On Feb. 20, Wedbush financial analyst Andreas Argyrides restated his price target for Sarepta Therapeutics (SRPT 1.08%) stock, claiming that its shares would reach $224, rising 73% in the process. Argyrides' calculation is likely that Sarepta will successfully navigate a major upcoming regulatory catalyst pertaining to the size of the addressable market of its newest medicine, a gene therapy called Elevidys that's approved to treat Duchenne muscular dystrophy (DMD) in people between the ages of four and five who can still walk.
In a nutshell, it's trying to get Elevidys approved to treat people with DMD regardless of their age or how well they are dealing with the debilitating mobility impacts of the illness. In early March, the company will preliminarily hear from regulators at the Food and Drug Administration (FDA) regarding whether Elevidys is eligible to have its list of approved indications expanded. The final verdict will arrive sometime in late June or perhaps early August.

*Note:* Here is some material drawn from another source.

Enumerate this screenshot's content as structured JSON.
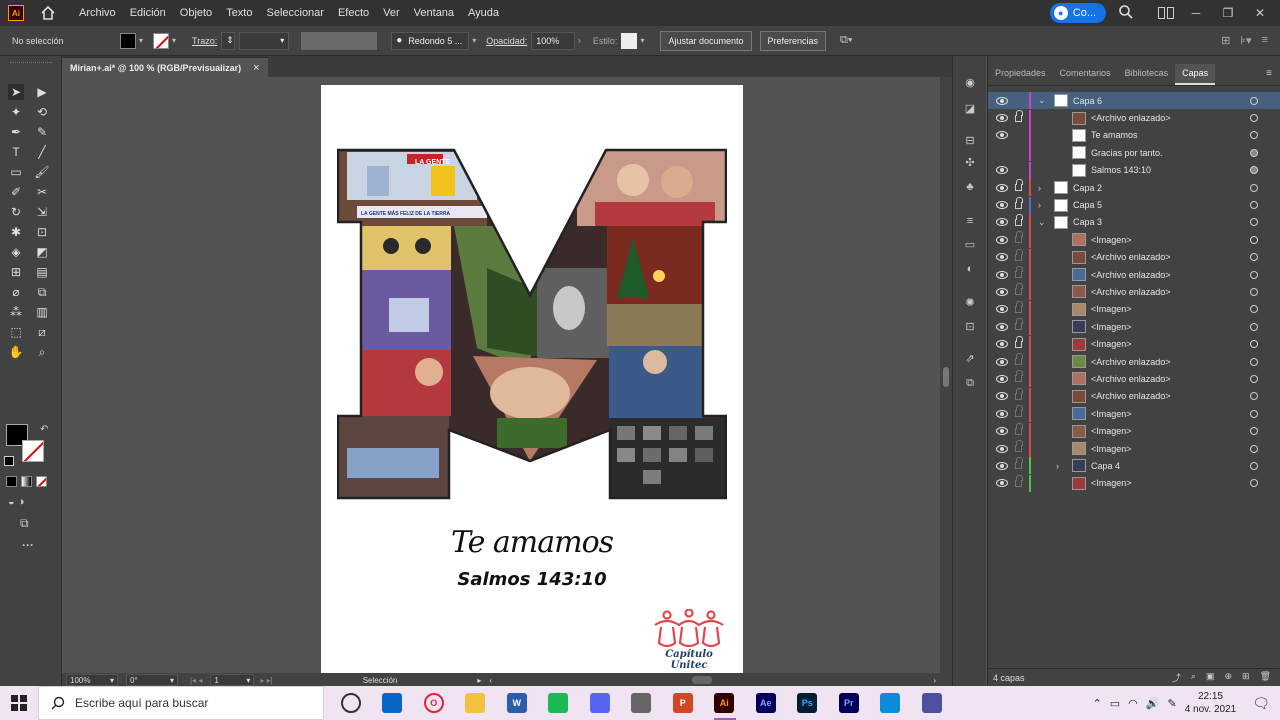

Why Elevidys matters a lot to shareholders
With its four medicines for DMD on the market, and more than 40 programs for various indications in its pipeline, the regulatory decision about Elevidys is more important than it may seem at first. In 2023 alone, the drug brought in $200 million in revenue out of the company's total haul of more than $1.1 billion, one-upping its own expectations and contributing to the top line's growth of 36% year-over-year.
Remember, that sum is only from sales to a very small subset of patients with DMD; overall, the condition is thought to affect as many as 1 in 3,500 male newborns per year. If Argyrides' estimate is correct and the FDA rules in the company's favor, Sarepta will become a much more valuable business overnight, and its stock will need to rise to reflect that.